If you trade in some business equipment that was used 100 percent for business, in exchange for new business equipment of the same asset category, the transaction will not be a taxable event because it will be treated as a "like-kind exchange."

However, the basis of the new equipment will be equivalent to the adjusted basis of the old equipment, plus any additional cash you paid for the new equipment. This tax basis represents the maximum amount you can claim as depreciation for the item, for tax purposes.

Tip

The IRS has issued new depreciation regulations that generally apply to tax years beginning on or after January 1, 2014. But, for 2012 and 2013, it also provided taxpayers with the ability to elect certain regulations. The best choice for each taxpayer depends on the taxpayer's unique situation. Consult your advisor to determine which approach would be best for you and your business.

If you trade in a vehicle that was used partly for business and acquire another vehicle that will be used in your business, you must use the following computation to determine the depreciable tax basis of the replacement vehicle.

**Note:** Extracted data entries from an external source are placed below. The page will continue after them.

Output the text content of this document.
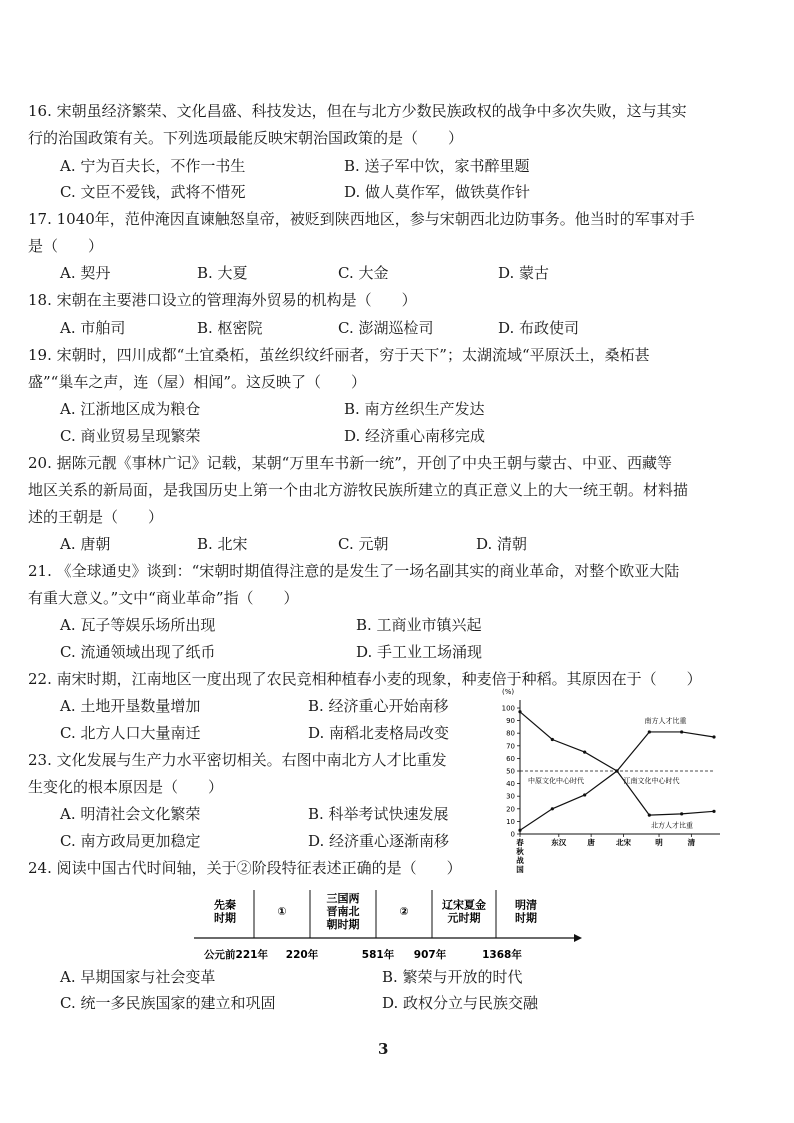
16. 宋朝虽经济繁荣、文化昌盛、科技发达，但在与北方少数民族政权的战争中多次失败，这与其实
行的治国政策有关。下列选项最能反映宋朝治国政策的是（　　）
A. 宁为百夫长，不作一书生	B. 送子军中饮，家书醉里题
C. 文臣不爱钱，武将不惜死	D. 做人莫作军，做铁莫作针
17. 1040年，范仲淹因直谏触怒皇帝，被贬到陕西地区，参与宋朝西北边防事务。他当时的军事对手
是（　　）
A. 契丹	B. 大夏	C. 大金	D. 蒙古
18. 宋朝在主要港口设立的管理海外贸易的机构是（　　）
A. 市舶司	B. 枢密院	C. 澎湖巡检司	D. 布政使司
19. 宋朝时，四川成都“土宜桑柘，茧丝织纹纤丽者，穷于天下”；太湖流域“平原沃土，桑柘甚
盛”“巢车之声，连（屋）相闻”。这反映了（　　）
A. 江浙地区成为粮仓	B. 南方丝织生产发达
C. 商业贸易呈现繁荣	D. 经济重心南移完成
20. 据陈元靓《事林广记》记载，某朝“万里车书新一统”，开创了中央王朝与蒙古、中亚、西藏等
地区关系的新局面，是我国历史上第一个由北方游牧民族所建立的真正意义上的大一统王朝。材料描
述的王朝是（　　）
A. 唐朝	B. 北宋	C. 元朝	D. 清朝
21. 《全球通史》谈到：“宋朝时期值得注意的是发生了一场名副其实的商业革命，对整个欧亚大陆
有重大意义。”文中“商业革命”指（　　）
A. 瓦子等娱乐场所出现	B. 工商业市镇兴起
C. 流通领域出现了纸币	D. 手工业工场涌现
22. 南宋时期，江南地区一度出现了农民竞相种植春小麦的现象，种麦倍于种稻。其原因在于（　　）
A. 土地开垦数量增加	B. 经济重心开始南移
C. 北方人口大量南迁	D. 南稻北麦格局改变
23. 文化发展与生产力水平密切相关。右图中南北方人才比重发
生变化的根本原因是（　　）
A. 明清社会文化繁荣	B. 科举考试快速发展
C. 南方政局更加稳定	D. 经济重心逐渐南移
(%)
0
10
20
30
40
50
60
70
80
90
100
春秋战国
东汉	唐	北宋	明	清
中原文化中心时代	江南文化中心时代
南方人才比重
北方人才比重
24. 阅读中国古代时间轴，关于②阶段特征表述正确的是（　　）
先秦时期	①
三国两晋南北朝时期
②	辽宋夏金元时期
明清时期
公元前221年 220年	581年 907年	1368年
A. 早期国家与社会变革	B. 繁荣与开放的时代
C. 统一多民族国家的建立和巩固	D. 政权分立与民族交融
3
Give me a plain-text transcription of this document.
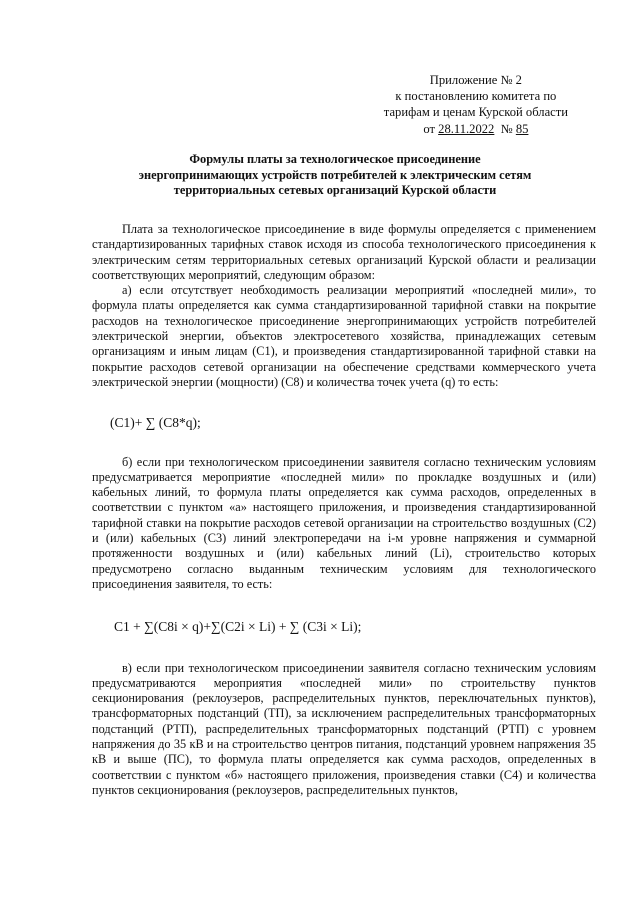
Приложение № 2
к постановлению комитета по
тарифам и ценам Курской области
от 28.11.2022  № 85
Формулы платы за технологическое присоединение
энергопринимающих устройств потребителей к электрическим сетям
территориальных сетевых организаций Курской области

Плата за технологическое присоединение в виде формулы определяется с применением стандартизированных тарифных ставок исходя из способа технологического присоединения к электрическим сетям территориальных сетевых организаций Курской области и реализации соответствующих мероприятий, следующим образом:

а) если отсутствует необходимость реализации мероприятий «последней мили», то формула платы определяется как сумма стандартизированной тарифной ставки на покрытие расходов на технологическое присоединение энергопринимающих устройств потребителей электрической энергии, объектов электросетевого хозяйства, принадлежащих сетевым организациям и иным лицам (С1), и произведения стандартизированной тарифной ставки на покрытие расходов сетевой организации на обеспечение средствами коммерческого учета электрической энергии (мощности) (С8) и количества точек учета (q) то есть:

(С1)+ ∑ (С8*q);

б) если при технологическом присоединении заявителя согласно техническим условиям предусматривается мероприятие «последней мили» по прокладке воздушных и (или) кабельных линий, то формула платы определяется как сумма расходов, определенных в соответствии с пунктом «а» настоящего приложения, и произведения стандартизированной тарифной ставки на покрытие расходов сетевой организации на строительство воздушных (С2) и (или) кабельных (С3) линий электропередачи на i-м уровне напряжения и суммарной протяженности воздушных и (или) кабельных линий (Li), строительство которых предусмотрено согласно выданным техническим условиям для технологического присоединения заявителя, то есть:

С1 + ∑(С8i × q)+∑(С2i × Li) + ∑ (С3i × Li);

в) если при технологическом присоединении заявителя согласно техническим условиям предусматриваются мероприятия «последней мили» по строительству пунктов секционирования (реклоузеров, распределительных пунктов, переключательных пунктов), трансформаторных подстанций (ТП), за исключением распределительных трансформаторных подстанций (РТП), распределительных трансформаторных подстанций (РТП) с уровнем напряжения до 35 кВ и на строительство центров питания, подстанций уровнем напряжения 35 кВ и выше (ПС), то формула платы определяется как сумма расходов, определенных в соответствии с пунктом «б» настоящего приложения, произведения ставки (С4) и количества пунктов секционирования (реклоузеров, распределительных пунктов,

The basis for figuring depreciation for the replacement vehicle is:

  • the adjusted basis of the old vehicle, plus
  • any additional amount paid for the replacement vehicle, minus
  • the excess, if any, of the total amount of depreciation that would have been allowable during the years before the trade if 100 percent of the use of the vehicle had been business and investment use, over the total amounts actually allowable as depreciation during those years.